Climate change presents many concerns for Minnesota’s forests. Environmental impacts like droughts and heatwaves, pests and diseases will all affect our forests. This situation creates uncertainty for the fate of forests, and the species that make up a forest. That includes red pine — Minnesota’s state tree.
Red pine (Pinus resinosa) grows throughout north and northeastern Minnesota. It is prevalent in our state parks and forests and private lands, frequently a prominent and iconic component of mixed pine forests in the region, and economically important.
Losing red pine would alter the forests that we know. And while it may not disappear, its role and prevalence in our forests may shift in the future.
Changing growing conditions
Species habitat ranges, like red pine’s habitat range, are bounded by suitable growing conditions. Those conditions are changing. Predictions for Minnesota include increasing average temperatures. We have already seen hotter highs, and more mild winters. We have also seen shifts in rainfall: wetter, more intense, and potentially more sporadic.
There may be risk of more intense droughts in between, and similar extremes. Each species has differing requirements, tolerances, vulnerabilities and abilities to adapt. As climate shifts, some regions may become more suitable, expanding habitat. However, some regions may change in ways that no longer support a species.
How much will red pine struggle? That is hard to know precisely, so we should be cautious about drastic statements that might imply, for example, local extinction.
Scientists often rely on models that simulate climate variables to understand habitat shifts. These models must incorporate uncertainties. For example, will we limit emissions in ways that keep warming below key thresholds?

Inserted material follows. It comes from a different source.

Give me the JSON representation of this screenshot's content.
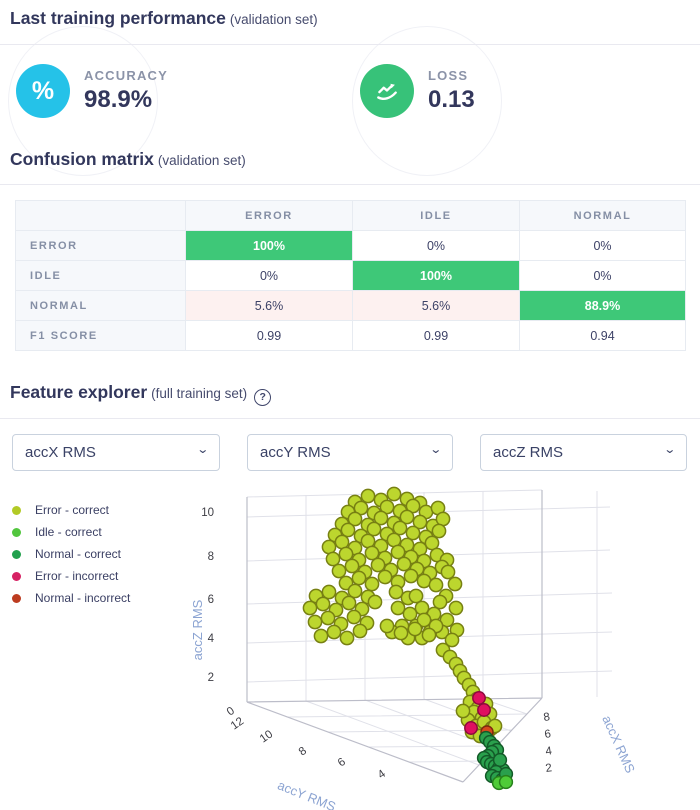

If so, we will continue to see impacts of climate change, including impacts on tree species like red pine, but these could be less severe.
On the other hand, where emissions continue at present rates or increase, we may see very dramatic impacts which will jeopardize the habitability of our planet.
Amidst this spectrum, research suggests there may be large-scale shifts in forest type, negatively impacting boreal species. That is, southern species may move north and northern species may retreat.
How climate change affects tree species
The way that climate change impacts a tree species is complex, in part because there are many moving pieces.
- How will temperature and rainfall interact?
- How will forest pests, like bark beetles, or diseases respond?
- How will factors combine or exacerbate conditions?
Although we have relatively strong models to predict largescale patterns, like rising global average temperatures, local and regional scales are more difficult. Rainfall changes, for example, are difficult to predict at a fine-scale. Spread of pests and diseases can be even more challenging, because these risks and their potential impacts depend on many underlying factors. Other uncertainties include our own limitations to respond or protect a species.
Using climate models, combined with observation and ecological knowledge of a species, we can make predictions for how species might fare in the future. Declining health, growth or shifting habitat does not necessarily mean a species will become locally extinct. However, it may become harder to support those species, or they may become a lesser component of a forest.
The future of red pine
When it comes to red pine, we expect impacts on health. For example, a study modeling climate impacts on height growth in red pine plantations predicted up to 30% decreases in the next 20 years, and up to 48% decreases for 2041-2070 under climate change scenarios, particularly in southern locations. Total precipitation and average temperature during the growing season were key variables affecting productivity.
According to the Climate Change Tree Atlas, which models shifting habitats, red pine will likely decline, especially under harsh climate change scenarios, but may not decrease everywhere throughout Minnesota.
How red pine fares will also be affected by how it is grown. According to the Minnesota Forest Ecosystem Vulnerability Assessment, single-species systems may not be very resilient and will likely struggle. When red pine is managed densely, or as a single species, it may become more vulnerable to negative impacts like stress, growth declines, pests and diseases.
This does not mean red pine will disappear, at least not in the immediate future. However, it does mean that we may need to consider alternative species to take its place, and adjust our management approaches to prepare for the future.